Of course, this isn’t the first time one genre of transportation has pulled from another to achieve design brilliance. Picture the “afterburners” on a ‘59 Cadillac, or more obscurely, the 1940 Thunderbird yacht, from which the Skyacht’s designer, David Earle, drew inspiration. George Whittell Jr., born to great wealth, was one of California’s most extravagant playboys, with a taste for real estate, exotic beasts and Duesenbergs. Above all those trinkets, though, reigned his boat, modelled after one of his Douglas DC-2s. The Thunderbird, as it came to be known, is a 55-foot-long mahogany yacht with a shiny aluminum cockpit shaped to look like the that of the DC-2. Outfitted with twin 500-horsepower Kermath V12 engines, the Thunderbird could pull 55 knots as it blasted around Lake Tahoe, where Whittell kept a lavish lake house.

SottoStudios/LA in collaboration with Embraer Executive Jets

The Skyacht was conceived with that similar category-crossing verve, commitment to luxury and, yes, joined-wood planking. The scale, however, is above and beyond. Upon entering, travelers pass through a chart room, complete with mural, a galley, a dining room, the main cabin and, ultimately, the master suit. All the controls are jewelry-grade, of engraved brass, gold, silver and platinum; the master bath has throttle-inspired fittings.
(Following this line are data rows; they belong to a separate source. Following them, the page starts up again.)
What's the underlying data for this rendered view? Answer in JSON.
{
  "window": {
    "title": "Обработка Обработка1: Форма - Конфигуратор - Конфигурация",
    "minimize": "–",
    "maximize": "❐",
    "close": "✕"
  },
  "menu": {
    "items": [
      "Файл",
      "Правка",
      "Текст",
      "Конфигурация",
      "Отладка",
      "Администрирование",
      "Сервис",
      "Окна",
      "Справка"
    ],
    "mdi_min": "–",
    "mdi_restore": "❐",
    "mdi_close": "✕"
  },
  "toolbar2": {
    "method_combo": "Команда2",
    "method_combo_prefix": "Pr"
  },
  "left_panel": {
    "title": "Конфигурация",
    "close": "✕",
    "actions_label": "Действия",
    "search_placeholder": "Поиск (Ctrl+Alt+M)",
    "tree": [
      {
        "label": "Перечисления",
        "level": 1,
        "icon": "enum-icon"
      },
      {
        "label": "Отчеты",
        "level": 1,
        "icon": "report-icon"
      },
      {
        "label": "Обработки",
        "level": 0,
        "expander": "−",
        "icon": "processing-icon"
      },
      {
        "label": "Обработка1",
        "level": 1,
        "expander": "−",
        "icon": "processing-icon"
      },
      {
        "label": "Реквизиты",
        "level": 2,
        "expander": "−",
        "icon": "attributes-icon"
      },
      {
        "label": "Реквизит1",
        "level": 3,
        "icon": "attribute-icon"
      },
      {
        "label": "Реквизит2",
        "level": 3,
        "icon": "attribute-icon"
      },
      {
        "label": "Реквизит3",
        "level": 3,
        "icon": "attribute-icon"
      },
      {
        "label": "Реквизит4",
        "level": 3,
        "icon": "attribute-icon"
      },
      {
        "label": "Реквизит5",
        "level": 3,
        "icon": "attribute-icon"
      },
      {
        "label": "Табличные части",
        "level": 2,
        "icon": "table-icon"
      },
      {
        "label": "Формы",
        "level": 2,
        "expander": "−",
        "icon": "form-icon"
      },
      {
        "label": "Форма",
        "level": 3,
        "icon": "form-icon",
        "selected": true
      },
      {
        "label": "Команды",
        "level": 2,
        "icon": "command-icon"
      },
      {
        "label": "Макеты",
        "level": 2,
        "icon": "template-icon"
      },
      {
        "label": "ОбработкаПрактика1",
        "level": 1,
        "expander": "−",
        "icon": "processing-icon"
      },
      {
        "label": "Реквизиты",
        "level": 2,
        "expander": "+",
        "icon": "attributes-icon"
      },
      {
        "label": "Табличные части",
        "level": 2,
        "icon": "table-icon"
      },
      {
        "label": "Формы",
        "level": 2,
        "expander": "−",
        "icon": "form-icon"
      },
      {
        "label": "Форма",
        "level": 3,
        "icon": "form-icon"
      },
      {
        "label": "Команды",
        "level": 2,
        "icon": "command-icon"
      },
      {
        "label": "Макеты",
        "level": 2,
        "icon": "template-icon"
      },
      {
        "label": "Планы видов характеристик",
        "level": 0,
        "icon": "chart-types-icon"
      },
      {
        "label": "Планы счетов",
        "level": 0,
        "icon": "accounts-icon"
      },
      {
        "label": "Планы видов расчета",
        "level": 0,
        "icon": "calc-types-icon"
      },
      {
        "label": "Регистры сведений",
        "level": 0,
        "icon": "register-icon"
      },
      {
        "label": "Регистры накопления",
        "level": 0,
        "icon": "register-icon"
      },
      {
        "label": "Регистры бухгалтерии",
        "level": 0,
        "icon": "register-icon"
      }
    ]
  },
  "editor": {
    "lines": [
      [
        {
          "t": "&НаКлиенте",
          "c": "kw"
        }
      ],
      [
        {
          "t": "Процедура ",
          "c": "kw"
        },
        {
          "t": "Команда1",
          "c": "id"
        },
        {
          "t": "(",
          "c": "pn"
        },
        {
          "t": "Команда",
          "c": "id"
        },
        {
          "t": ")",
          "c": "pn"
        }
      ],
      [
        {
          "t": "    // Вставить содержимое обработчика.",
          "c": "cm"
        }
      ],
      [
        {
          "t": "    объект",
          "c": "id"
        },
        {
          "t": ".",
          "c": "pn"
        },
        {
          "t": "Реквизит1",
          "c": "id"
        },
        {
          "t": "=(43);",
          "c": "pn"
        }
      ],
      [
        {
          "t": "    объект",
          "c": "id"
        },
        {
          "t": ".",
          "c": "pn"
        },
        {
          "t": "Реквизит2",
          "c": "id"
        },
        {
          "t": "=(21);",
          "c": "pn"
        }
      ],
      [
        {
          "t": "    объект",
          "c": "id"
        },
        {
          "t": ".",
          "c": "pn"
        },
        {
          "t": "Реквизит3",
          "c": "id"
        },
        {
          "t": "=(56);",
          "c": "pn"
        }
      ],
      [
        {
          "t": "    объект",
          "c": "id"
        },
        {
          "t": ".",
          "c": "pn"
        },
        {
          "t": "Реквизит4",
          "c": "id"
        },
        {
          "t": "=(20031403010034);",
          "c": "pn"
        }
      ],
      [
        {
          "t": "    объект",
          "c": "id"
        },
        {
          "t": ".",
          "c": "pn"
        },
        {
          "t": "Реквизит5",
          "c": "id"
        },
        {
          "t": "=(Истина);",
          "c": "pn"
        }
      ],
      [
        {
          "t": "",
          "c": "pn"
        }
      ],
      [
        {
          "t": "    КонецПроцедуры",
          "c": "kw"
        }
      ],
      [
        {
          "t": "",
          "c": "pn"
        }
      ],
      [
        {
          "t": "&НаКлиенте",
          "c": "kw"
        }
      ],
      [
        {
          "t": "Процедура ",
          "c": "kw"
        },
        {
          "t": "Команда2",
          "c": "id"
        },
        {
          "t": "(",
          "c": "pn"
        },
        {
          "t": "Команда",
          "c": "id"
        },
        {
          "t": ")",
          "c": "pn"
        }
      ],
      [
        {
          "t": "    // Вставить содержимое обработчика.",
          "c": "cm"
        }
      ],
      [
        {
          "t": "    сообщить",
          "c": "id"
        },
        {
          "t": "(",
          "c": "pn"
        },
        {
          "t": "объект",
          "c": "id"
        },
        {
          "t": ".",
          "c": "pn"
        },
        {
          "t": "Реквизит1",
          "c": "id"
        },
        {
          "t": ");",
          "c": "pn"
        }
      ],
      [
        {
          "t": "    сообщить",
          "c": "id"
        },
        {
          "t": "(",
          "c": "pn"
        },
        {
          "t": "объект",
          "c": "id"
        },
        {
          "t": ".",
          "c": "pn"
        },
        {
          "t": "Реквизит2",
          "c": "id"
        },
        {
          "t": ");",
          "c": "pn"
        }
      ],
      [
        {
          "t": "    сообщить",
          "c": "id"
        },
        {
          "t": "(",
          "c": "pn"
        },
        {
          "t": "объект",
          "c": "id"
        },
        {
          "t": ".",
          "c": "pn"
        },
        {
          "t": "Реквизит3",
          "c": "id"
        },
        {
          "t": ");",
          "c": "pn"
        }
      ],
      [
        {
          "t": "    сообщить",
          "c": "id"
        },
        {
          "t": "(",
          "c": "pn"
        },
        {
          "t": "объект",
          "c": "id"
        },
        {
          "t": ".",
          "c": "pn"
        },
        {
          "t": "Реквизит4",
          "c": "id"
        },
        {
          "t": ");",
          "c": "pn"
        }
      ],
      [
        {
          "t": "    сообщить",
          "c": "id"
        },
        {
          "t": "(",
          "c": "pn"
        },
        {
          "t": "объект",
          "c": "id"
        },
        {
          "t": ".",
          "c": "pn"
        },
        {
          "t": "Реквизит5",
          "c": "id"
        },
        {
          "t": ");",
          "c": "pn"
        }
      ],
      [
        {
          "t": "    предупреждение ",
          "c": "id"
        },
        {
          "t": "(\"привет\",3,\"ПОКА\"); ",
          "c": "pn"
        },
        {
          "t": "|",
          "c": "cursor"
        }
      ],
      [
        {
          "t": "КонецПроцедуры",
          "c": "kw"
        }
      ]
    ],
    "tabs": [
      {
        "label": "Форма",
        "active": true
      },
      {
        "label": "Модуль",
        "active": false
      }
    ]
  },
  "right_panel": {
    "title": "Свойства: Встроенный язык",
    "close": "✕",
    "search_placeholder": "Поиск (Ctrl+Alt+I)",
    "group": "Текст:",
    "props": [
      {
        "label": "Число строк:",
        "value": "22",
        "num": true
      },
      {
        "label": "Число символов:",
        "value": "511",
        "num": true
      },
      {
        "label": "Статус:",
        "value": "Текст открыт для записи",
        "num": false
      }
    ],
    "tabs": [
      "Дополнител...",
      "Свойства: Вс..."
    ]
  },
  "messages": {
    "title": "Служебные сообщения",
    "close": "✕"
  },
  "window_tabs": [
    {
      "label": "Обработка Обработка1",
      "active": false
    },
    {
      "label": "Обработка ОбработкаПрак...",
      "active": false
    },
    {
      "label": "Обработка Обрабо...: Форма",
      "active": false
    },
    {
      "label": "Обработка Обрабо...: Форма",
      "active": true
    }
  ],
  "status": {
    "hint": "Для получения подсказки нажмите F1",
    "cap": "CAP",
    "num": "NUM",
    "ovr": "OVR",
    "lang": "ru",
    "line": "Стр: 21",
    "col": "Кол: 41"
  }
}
Throughout, the finest leathers and wooden joinery is used to evoke the great yachts of the world, including Whittell’s mahogany masterpiece. Throughout, maps and sextants underscore the interior’s major theme, “navigation.”

SottoStudios/LA in collaboration with Embraer Executive Jets

Renting the Thunderbird, perhaps the world’s most beautiful wooden yacht, costs a very reasonable $5,000 per event. To purchase the Skyacht, however, will cost around the aforementioned $83 million, depending on fittings. Still, that’s not bad for a 119-foot long air-going yacht with a bejeweled interior able to fly you 4,600 miles from your problems. (Mostly, debt.)